Preserve Royalty, Guarantee Revenue
by R. Asmerom
For those of you who wonder, what does royalty really do in this age besides look fabulous and do charity work, the answer lies deep in the hoopla of the upcoming nuptials between Prince William and his princess-to-be Kate Middleton.
It may seem that the UK is spending enormous amounts of money and energy on a wedding for two people who actually have no political power but one has to appreciate just how important the royal family is to tourism. Although Britain’s economy is in recession and some are denouncing such a public display of spending, the wedding is set to generate a generous return on its investment.
According to the New York Times, one million tourists are expected for the wedding on April 29th, with analysts predicting that the event will generate over $1 billion in retails sales, according to Verdict, an industry research firm.
Since William is second in line to the throne after his father, Prince Charles, the wedding does not actually count as a formal state occasion, but that hasn’t given Britain any reason to not use the wedding as an opportunity to market their brand and infuse a celebratory mood among its residents who will have a day off from work to mark the occasion.

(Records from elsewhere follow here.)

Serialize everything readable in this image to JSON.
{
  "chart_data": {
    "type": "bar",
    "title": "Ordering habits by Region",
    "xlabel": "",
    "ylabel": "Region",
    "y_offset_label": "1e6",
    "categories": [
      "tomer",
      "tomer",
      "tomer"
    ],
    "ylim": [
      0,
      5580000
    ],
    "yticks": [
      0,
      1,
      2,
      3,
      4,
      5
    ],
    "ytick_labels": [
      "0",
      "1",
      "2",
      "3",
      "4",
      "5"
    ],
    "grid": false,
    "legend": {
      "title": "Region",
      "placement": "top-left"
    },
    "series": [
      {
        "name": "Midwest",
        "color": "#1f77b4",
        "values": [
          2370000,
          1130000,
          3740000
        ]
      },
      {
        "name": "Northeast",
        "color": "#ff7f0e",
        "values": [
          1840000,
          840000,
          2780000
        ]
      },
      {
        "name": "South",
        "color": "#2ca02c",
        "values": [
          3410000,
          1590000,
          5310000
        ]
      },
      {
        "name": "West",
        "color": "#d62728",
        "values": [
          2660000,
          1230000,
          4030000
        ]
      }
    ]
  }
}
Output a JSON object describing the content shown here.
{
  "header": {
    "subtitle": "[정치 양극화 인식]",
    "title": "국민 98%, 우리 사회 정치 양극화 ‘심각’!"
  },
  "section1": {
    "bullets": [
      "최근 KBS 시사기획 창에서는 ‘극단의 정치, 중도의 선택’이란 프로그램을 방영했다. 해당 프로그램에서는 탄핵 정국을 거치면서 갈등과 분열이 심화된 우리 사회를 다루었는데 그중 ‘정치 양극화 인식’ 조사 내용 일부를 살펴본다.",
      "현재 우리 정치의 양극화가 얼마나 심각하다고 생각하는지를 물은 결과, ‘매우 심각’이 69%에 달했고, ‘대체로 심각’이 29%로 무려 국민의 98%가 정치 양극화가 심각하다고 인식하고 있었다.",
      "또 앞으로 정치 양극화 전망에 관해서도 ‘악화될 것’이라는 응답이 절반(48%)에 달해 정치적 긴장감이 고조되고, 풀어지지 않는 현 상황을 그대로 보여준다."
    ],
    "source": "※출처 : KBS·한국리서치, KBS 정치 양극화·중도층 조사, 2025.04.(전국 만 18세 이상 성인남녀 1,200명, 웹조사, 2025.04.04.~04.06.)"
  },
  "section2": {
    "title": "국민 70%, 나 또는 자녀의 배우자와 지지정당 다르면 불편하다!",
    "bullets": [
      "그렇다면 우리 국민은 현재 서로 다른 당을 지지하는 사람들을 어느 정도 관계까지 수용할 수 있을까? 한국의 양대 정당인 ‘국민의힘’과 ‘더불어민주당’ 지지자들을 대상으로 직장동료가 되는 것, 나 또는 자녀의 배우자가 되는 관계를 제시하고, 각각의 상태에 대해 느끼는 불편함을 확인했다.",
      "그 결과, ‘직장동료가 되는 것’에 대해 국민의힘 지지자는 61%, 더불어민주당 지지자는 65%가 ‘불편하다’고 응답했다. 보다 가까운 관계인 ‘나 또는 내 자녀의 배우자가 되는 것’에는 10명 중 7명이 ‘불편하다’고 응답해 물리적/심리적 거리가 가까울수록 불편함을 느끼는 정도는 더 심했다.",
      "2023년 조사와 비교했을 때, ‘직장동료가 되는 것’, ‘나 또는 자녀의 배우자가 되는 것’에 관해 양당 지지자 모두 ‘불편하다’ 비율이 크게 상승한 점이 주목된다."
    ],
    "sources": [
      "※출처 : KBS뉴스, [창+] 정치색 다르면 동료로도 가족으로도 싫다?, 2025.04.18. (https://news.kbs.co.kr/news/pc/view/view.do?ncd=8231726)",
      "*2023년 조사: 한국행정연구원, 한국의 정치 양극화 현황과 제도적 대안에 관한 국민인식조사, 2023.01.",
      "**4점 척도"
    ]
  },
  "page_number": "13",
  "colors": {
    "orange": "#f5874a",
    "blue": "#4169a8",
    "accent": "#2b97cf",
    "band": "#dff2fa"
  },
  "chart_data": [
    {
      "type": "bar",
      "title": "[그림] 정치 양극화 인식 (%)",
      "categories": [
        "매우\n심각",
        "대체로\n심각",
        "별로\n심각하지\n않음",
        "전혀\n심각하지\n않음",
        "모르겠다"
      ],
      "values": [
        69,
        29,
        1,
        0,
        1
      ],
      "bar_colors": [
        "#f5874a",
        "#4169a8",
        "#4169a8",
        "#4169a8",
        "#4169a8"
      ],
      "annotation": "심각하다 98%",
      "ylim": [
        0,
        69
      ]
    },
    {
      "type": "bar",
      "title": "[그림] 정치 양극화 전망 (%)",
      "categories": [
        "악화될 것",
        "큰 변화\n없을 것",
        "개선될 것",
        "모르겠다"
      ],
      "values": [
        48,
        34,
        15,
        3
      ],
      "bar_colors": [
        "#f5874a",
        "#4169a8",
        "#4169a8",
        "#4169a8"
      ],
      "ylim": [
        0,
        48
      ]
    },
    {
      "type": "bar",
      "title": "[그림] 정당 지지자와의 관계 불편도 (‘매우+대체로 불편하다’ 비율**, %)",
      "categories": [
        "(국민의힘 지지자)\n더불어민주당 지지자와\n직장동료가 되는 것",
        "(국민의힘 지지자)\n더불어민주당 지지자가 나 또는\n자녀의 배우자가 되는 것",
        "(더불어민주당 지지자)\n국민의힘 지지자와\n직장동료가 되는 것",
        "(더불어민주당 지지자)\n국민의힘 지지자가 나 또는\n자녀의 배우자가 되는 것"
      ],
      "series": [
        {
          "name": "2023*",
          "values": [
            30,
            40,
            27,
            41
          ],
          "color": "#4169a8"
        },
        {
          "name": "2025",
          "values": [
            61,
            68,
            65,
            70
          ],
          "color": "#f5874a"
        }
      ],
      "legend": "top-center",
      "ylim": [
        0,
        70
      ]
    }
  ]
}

Although exact figures for the cost of this wedding are not in, it is expected that the Queen will cover the bulk of the costs and the government will contribute to cover security and other expenses. The total cost of the wedding of Prince William’s parents in 1981 was estimated at about $48 million. Whether this wedding will outshine that of Diana and Charles’s is anyone’s guess.
“The London papers have generally been reporting that there will be less money generated and fewer people lining the streets for the royal wedding on April 29 than estimated, but 30 years ago, they severely underestimated how many people would watch Charles and Diana’s wedding,” said Cheryl Anderson Brown, an author of two royal blogs.
Aside from the actual wedding day, the new union will continue to bolster attention on Britain and the royal family as Kate and William will be tracked by reporters and paparazzi for many, many years to come. That attention on the royal couple in itself will generate revenue for small businesses and continue to bolster the visibility of the UK in news and entertainment. Certainly, the BBC has much to be thankful for.